Comment exécuter le good morning avec élastique correctement ?
L’exécution correcte repose sur un tempo de 3-1-1-0 : 3 secondes de descente excentrique contrôlée, 1 seconde de pause en bas, 1 seconde de retour concentrique, sans pause en haut. La neutralité lombaire est maintenue à chaque phase.
- Mise en place de l’élastique : placez l’élastique sous les deux pieds, écartés à la largeur des hanches, et ramenez les extrémités sur la nuque (trapèzes supérieurs), coudes pointés vers l’avant pour créer un appui stable. Vérifiez que la tension de départ est légère mais perceptible.

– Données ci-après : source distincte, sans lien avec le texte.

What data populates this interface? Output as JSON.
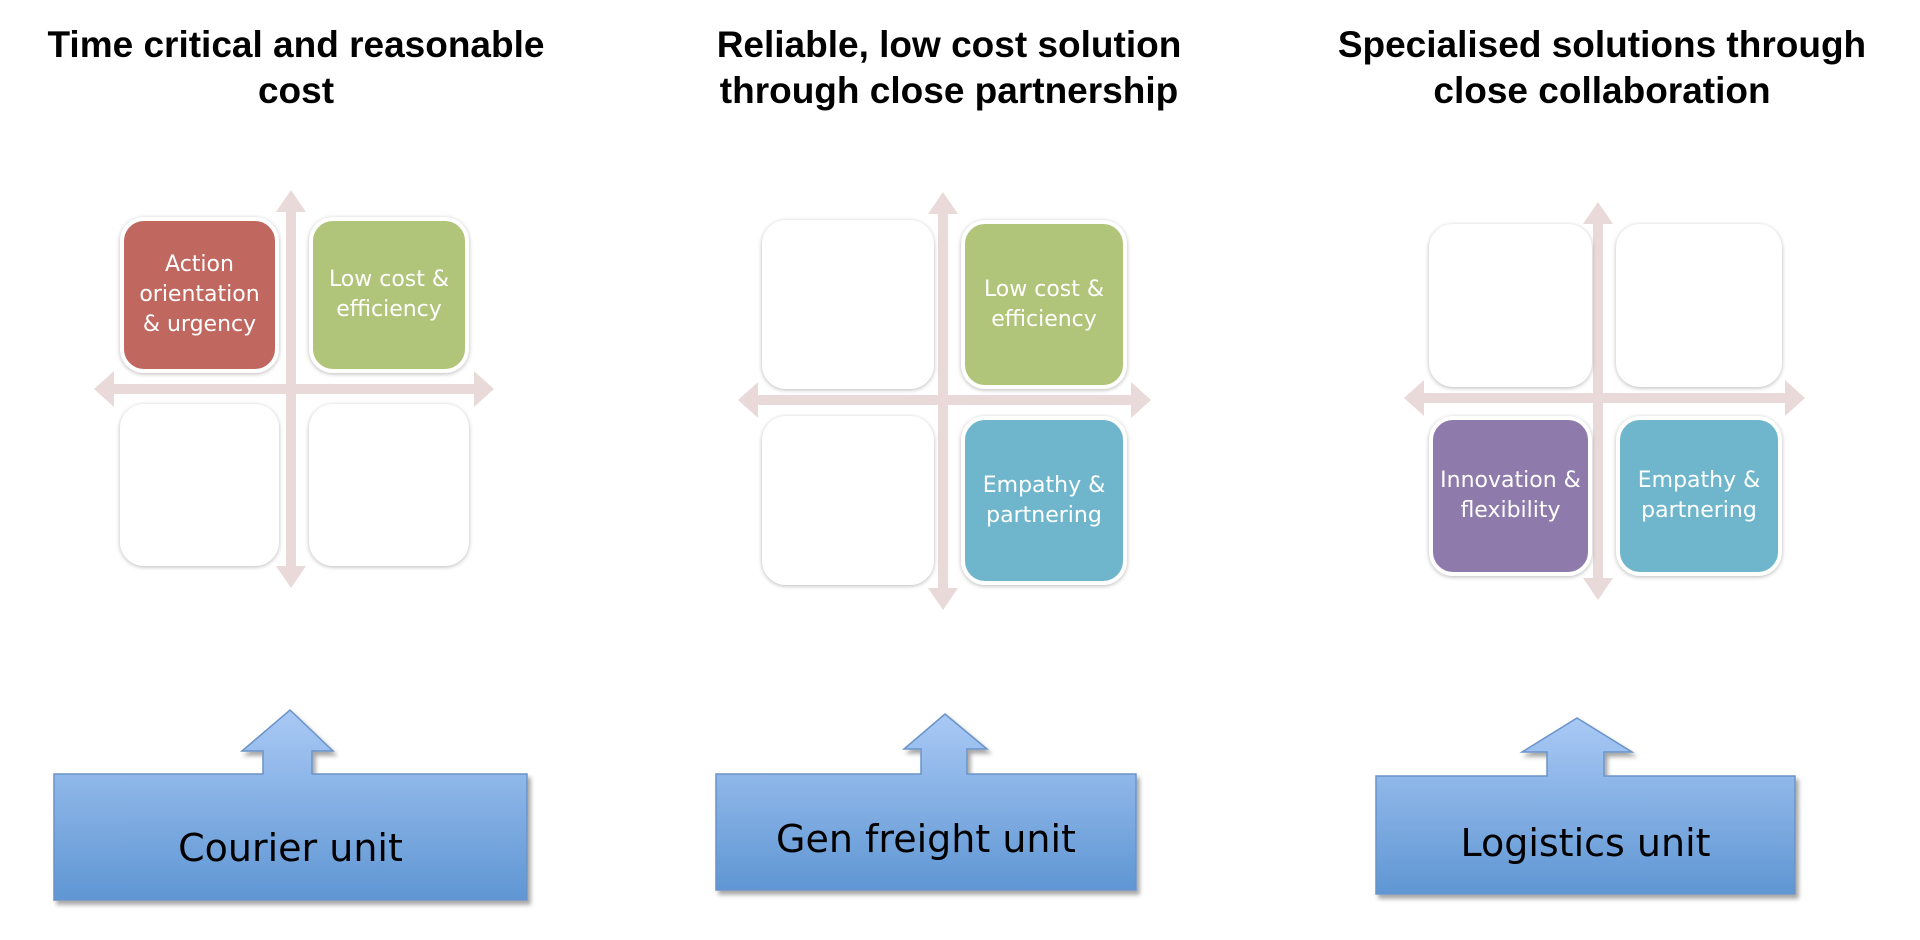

- Position initiale : debout, genoux légèrement fléchis à 15–20°, colonne vertébrale en position neutre (lordose lombaire conservée), regard orienté à 2–3 mètres devant soi au sol. Contractez les abdominaux pour verrouiller la cage thoracique.
- Phase excentrique (descente) : initiez le mouvement par une rétropulsion du bassin (hip hinge), en poussant les hanches vers l’arrière sans fléchir davantage les genoux. Descendez le torse jusqu’à ce qu’il soit parallèle au sol ou légèrement au-dessus, en maintenant le dos plat. La tension de l’élastique augmente progressivement.

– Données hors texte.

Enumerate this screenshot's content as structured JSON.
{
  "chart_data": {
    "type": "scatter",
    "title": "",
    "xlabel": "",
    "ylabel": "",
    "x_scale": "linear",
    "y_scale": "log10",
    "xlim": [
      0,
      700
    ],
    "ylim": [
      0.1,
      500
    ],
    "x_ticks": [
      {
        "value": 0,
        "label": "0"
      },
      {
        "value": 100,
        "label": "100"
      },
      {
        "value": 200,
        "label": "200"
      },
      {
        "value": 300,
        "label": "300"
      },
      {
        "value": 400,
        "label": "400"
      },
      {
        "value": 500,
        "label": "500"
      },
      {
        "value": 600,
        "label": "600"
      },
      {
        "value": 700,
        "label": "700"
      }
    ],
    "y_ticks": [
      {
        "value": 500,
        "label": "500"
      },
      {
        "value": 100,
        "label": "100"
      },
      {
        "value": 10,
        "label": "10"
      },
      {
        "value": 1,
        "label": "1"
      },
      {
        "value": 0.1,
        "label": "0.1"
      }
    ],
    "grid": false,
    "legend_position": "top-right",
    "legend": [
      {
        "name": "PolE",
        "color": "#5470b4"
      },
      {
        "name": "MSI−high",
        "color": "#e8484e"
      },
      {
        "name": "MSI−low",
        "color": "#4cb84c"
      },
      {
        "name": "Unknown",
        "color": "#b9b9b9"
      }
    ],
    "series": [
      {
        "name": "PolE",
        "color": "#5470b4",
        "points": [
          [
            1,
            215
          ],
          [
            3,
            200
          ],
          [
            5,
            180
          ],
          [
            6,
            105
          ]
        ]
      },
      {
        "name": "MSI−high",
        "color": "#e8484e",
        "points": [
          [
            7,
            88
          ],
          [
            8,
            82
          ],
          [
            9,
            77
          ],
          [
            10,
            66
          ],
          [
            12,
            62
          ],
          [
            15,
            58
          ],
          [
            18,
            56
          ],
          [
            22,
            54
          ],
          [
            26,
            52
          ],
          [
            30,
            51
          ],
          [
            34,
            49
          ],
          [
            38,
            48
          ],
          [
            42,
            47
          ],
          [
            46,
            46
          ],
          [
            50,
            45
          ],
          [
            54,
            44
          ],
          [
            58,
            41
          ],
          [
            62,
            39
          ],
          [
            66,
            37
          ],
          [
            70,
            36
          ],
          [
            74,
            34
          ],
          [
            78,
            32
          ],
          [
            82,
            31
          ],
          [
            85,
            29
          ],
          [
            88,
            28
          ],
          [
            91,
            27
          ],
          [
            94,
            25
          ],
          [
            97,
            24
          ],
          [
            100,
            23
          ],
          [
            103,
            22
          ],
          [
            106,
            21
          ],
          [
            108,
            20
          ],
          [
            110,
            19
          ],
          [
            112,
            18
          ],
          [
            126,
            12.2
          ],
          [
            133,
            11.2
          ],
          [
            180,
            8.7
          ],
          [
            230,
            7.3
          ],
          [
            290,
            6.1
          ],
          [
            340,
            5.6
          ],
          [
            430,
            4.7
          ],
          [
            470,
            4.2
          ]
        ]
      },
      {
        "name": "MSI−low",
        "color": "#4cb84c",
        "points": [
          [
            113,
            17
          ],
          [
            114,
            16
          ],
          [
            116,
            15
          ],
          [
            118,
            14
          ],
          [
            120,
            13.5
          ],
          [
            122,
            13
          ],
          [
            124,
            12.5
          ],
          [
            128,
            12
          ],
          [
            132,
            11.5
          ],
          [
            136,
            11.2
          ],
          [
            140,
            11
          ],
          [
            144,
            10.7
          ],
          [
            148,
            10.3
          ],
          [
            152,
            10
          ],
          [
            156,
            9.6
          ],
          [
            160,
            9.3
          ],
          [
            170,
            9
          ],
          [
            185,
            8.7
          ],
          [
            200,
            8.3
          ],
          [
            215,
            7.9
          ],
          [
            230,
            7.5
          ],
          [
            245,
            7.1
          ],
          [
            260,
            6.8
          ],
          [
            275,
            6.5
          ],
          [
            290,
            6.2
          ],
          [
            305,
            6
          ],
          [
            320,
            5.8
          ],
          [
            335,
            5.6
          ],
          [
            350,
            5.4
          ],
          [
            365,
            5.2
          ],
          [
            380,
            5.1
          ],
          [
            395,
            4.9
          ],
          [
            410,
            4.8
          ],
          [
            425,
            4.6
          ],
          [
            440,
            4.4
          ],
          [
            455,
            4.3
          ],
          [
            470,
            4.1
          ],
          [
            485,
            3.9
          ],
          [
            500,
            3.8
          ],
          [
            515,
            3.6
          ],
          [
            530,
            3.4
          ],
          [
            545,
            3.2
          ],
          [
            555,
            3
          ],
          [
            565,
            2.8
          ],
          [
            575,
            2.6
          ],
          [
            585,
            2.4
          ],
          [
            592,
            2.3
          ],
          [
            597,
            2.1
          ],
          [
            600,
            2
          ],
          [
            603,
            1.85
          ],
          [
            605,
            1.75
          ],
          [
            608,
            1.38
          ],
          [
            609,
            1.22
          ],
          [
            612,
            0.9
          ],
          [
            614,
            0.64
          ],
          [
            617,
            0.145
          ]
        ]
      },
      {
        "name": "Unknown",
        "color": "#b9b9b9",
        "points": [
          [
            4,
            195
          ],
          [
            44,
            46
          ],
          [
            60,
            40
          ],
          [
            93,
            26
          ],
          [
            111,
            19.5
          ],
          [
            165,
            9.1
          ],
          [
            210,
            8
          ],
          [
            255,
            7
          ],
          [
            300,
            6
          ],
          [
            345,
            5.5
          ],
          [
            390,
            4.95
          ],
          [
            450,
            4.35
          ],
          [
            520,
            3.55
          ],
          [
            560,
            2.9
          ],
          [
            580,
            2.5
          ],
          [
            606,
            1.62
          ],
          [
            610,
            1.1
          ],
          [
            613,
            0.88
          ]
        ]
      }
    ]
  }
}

- Pause basse : maintenez 1 seconde en position basse, dos plat, hanches en rétropulsion maximale. Ressentez l’étirement actif des ischio-jambiers et la tension de l’élastique sur la nuque. Ne relâchez pas la contraction abdominale.
- Phase concentrique (remontée) : contractez les fessiers et poussez les hanches vers l’avant pour revenir à la position verticale. Le torse et les hanches remontent simultanément, sans hyperextension lombaire en fin de mouvement. Durée : 1 seconde.

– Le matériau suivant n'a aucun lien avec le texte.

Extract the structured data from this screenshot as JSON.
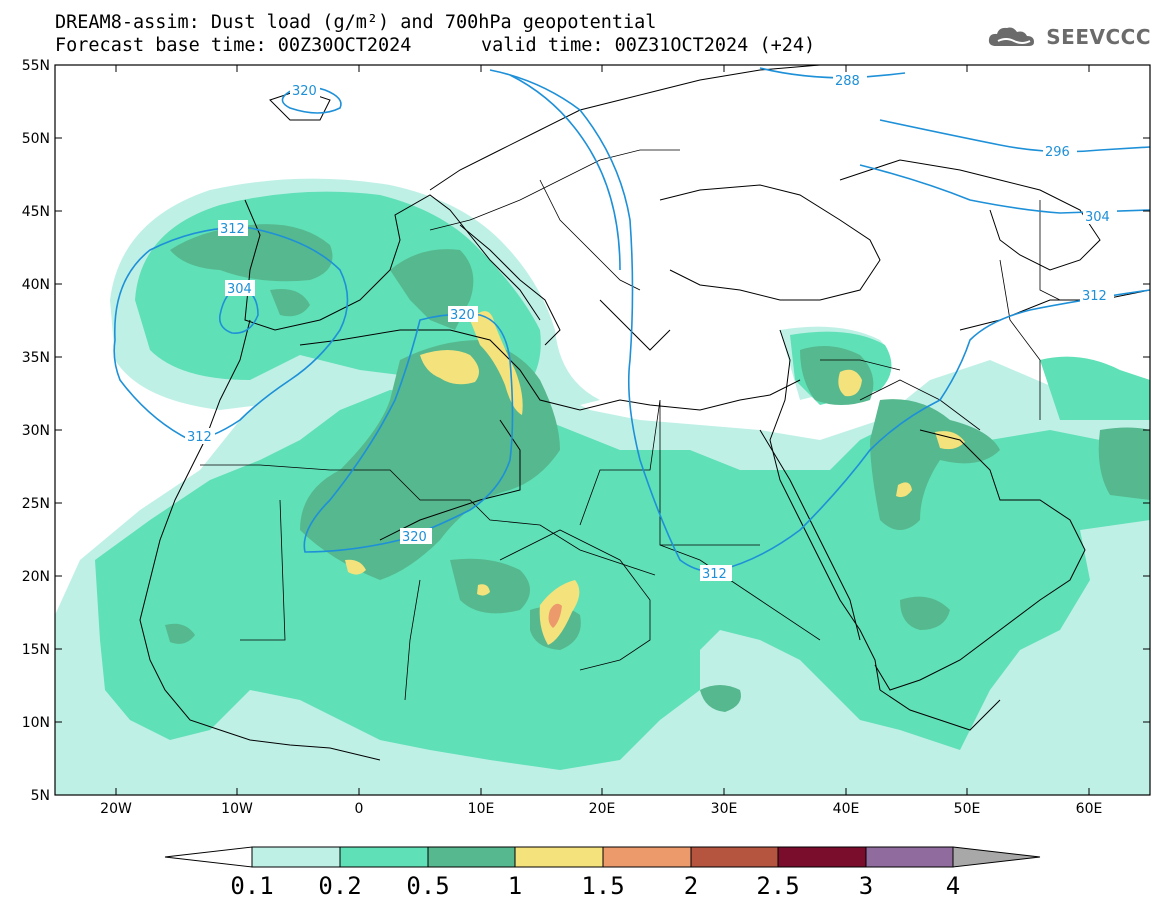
{
  "header": {
    "title_line1": "DREAM8-assim: Dust load (g/m²) and 700hPa geopotential",
    "base_time": "Forecast base time: 00Z30OCT2024",
    "valid_time": "valid time: 00Z31OCT2024 (+24)"
  },
  "logo": {
    "text": "SEEVCCC",
    "icon": "cloud-icon"
  },
  "map": {
    "projection": "lat-lon",
    "lon_range": [
      -25,
      65
    ],
    "lat_range": [
      5,
      55
    ],
    "lat_ticks": [
      "55N",
      "50N",
      "45N",
      "40N",
      "35N",
      "30N",
      "25N",
      "20N",
      "15N",
      "10N",
      "5N"
    ],
    "lon_ticks": [
      "20W",
      "10W",
      "0",
      "10E",
      "20E",
      "30E",
      "40E",
      "50E",
      "60E"
    ],
    "contour_color": "#1e90d8",
    "contour_labels": [
      "320",
      "288",
      "296",
      "304",
      "312",
      "304",
      "320",
      "312",
      "312",
      "320",
      "312"
    ]
  },
  "colorbar": {
    "labels": [
      "0.1",
      "0.2",
      "0.5",
      "1",
      "1.5",
      "2",
      "2.5",
      "3",
      "4"
    ],
    "colors": [
      "#bff0e6",
      "#5fe0b6",
      "#56b88e",
      "#f4e27c",
      "#ec9a6c",
      "#b5543f",
      "#7a0c2c",
      "#8f6b9e",
      "#a8a8a8"
    ],
    "units": "g/m²"
  }
}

- Position finale : revenez à la station debout, hanches en extension complète, fessiers contractés, sans cambrer excessivement le bas du dos. Relâchez brièvement avant d’initier la répétition suivante.
Comment intégrer le good morning avec élastique dans votre séance ?
Placez le good morning avec élastique en début de séance jambes ou dos, après l’échauffement général, comme exercice d’activation de la chaîne postérieure avant les mouvements lourds (soulevé de terre, squat). En séance dédiée fessiers, positionnez-le en deuxième exercice après un hip thrust lesté. Le volume recommandé varie selon le niveau : 3×10–12 répétitions pour les débutants, 4×10–15 pour les intermédiaires, 4–5×12–20 pour les avancés avec une résistance élastique plus élevée. Le temps de repos de 60 secondes entre les séries préserve la qualité d’exécution sans allonger excessivement la séance. La progression s’effectue en augmentant la résistance de l’élastique (passage à un élastique de catégorie supérieure) ou en ajoutant une pause excentrique de 2 secondes supplémentaires en position basse.
Quelles précautions respecter avec le good morning avec élastique ?
Les hernies discales lombaires actives (L4-L5, L5-S1) et les douleurs sciatiques aiguës constituent des contre-indications relatives : consultez un professionnel de santé avant de pratiquer cet exercice. Si vous ressentez une douleur lombaire irradiante pendant l’exécution, réduisez l’amplitude de flexion de hanche à 45° maximum. Pour les pratiquants avec une mobilité limitée des ischio-jambiers, commencez avec une flexion de hanche à 30–45° et progressez sur 4 à 6 semaines. L’élastique ne doit jamais être positionné directement sur les vertèbres cervicales : l’appui se fait sur les trapèzes supérieurs, à la base du crâne. Évitez cet exercice si vous présentez une hyperlordose lombaire marquée non contrôlée, car la position de flexion de hanche peut accentuer la compression postérieure des disques.